The library that implemented this change is led by Harry Courtright. Mr. Courtright said annual surveys indicated most library users came into the building without a specific title in mind. They just wanted to browse. What about the library users who have a specific title they're after? Wouldn't it be nice for them to be able to find what they're seeking without browsing rows of undesired titles? This isn't the best solution--there's a better way.
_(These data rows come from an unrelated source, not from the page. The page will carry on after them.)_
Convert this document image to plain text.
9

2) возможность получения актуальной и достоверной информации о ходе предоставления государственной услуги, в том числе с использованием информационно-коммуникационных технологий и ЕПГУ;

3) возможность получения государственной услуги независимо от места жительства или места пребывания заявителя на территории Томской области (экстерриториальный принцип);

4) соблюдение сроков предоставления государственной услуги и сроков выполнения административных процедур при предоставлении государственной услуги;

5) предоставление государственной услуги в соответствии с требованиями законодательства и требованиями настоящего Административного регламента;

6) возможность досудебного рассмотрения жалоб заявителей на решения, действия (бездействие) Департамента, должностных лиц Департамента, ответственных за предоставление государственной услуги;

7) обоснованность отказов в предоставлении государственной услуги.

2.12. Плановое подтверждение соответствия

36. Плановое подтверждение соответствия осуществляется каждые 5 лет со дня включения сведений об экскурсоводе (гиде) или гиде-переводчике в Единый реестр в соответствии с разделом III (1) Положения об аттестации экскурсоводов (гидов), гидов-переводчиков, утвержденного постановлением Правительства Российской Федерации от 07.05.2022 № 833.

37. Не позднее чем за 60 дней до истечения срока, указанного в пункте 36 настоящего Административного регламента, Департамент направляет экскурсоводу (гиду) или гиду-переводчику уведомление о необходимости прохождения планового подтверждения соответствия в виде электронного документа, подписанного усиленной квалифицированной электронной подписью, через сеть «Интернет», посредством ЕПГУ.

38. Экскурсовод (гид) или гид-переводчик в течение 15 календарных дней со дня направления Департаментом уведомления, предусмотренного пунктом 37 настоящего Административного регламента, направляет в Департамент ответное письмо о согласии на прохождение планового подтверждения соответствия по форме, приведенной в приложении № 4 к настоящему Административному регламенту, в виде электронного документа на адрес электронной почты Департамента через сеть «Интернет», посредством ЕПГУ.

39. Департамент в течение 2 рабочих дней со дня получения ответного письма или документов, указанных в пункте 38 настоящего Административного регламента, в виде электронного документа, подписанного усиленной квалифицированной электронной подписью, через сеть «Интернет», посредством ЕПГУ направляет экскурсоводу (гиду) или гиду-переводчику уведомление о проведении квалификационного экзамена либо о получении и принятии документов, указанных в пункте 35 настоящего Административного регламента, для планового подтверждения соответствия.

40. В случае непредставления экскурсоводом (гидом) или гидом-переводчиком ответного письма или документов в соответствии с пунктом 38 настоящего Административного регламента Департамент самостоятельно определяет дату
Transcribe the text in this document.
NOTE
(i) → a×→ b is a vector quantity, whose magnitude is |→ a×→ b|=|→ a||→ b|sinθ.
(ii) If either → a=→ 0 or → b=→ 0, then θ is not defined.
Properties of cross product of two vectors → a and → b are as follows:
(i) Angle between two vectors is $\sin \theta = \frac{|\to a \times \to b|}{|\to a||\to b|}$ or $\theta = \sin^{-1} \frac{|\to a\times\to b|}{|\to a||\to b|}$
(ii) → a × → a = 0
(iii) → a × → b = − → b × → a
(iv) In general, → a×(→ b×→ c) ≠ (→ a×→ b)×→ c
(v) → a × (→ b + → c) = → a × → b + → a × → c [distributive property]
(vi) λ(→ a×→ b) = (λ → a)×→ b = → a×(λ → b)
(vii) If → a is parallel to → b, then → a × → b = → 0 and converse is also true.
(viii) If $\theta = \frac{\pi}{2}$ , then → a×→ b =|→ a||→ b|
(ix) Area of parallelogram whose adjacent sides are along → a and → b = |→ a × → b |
Willard Library's new branch has implemented a fine hybrid of old school library ways and contemporary use preferences. When you walk into the Helen Warner Branch, you feel like you're sort of in a bookstore--but not entirely. They've divided the library collection into broad subject groups (travel, cooking, etc.) and then organized books within each subject group by Dewey Decimal classification. It is an ideal combination of organization methods since a user can casually browse a subject area or find a specific title quickly using the Dewey Decimal System. The library system's director, Rick Hulsey, has set a great example by presenting a traditional library classification system in a way that is relevant to today's user.
The article states "Mr. Courtright says most people don't know what the numbers mean anyway." Why should that signal the Dewey Decimal System be deemed irrelevant? Such a revelation about the using public should lead to education about libraries, how they're organized, and what they offer. This education can be directed at all age levels from elementary students to seniors. Could a "crash course in library use" be offered to new library card holders or interested members of the community? Empower library users to get the most out of their library visits and they libraries they fund.
Libraries aren't bookstores. Libraries will be on shaky ground if they attempt to become completely like bookstores. The library community can embrace certain aspects (mainly atmosphere) of bookstores but they can't lose their identity in pursuit of the competition. Instead, libraries need to breath new life into their buildings and into the profession. They need to capitalize on what sets them apart from bookstores by highlighting the many unique and valuable services they provide.
I hope that the demise of the Dewey Decimal System is limited to Mr. Courtright's library. Dewey isn't a perfect system of classification. It has its shortcomings. But it's served library users for generations and is vital in today's quest to connect library users to desired content.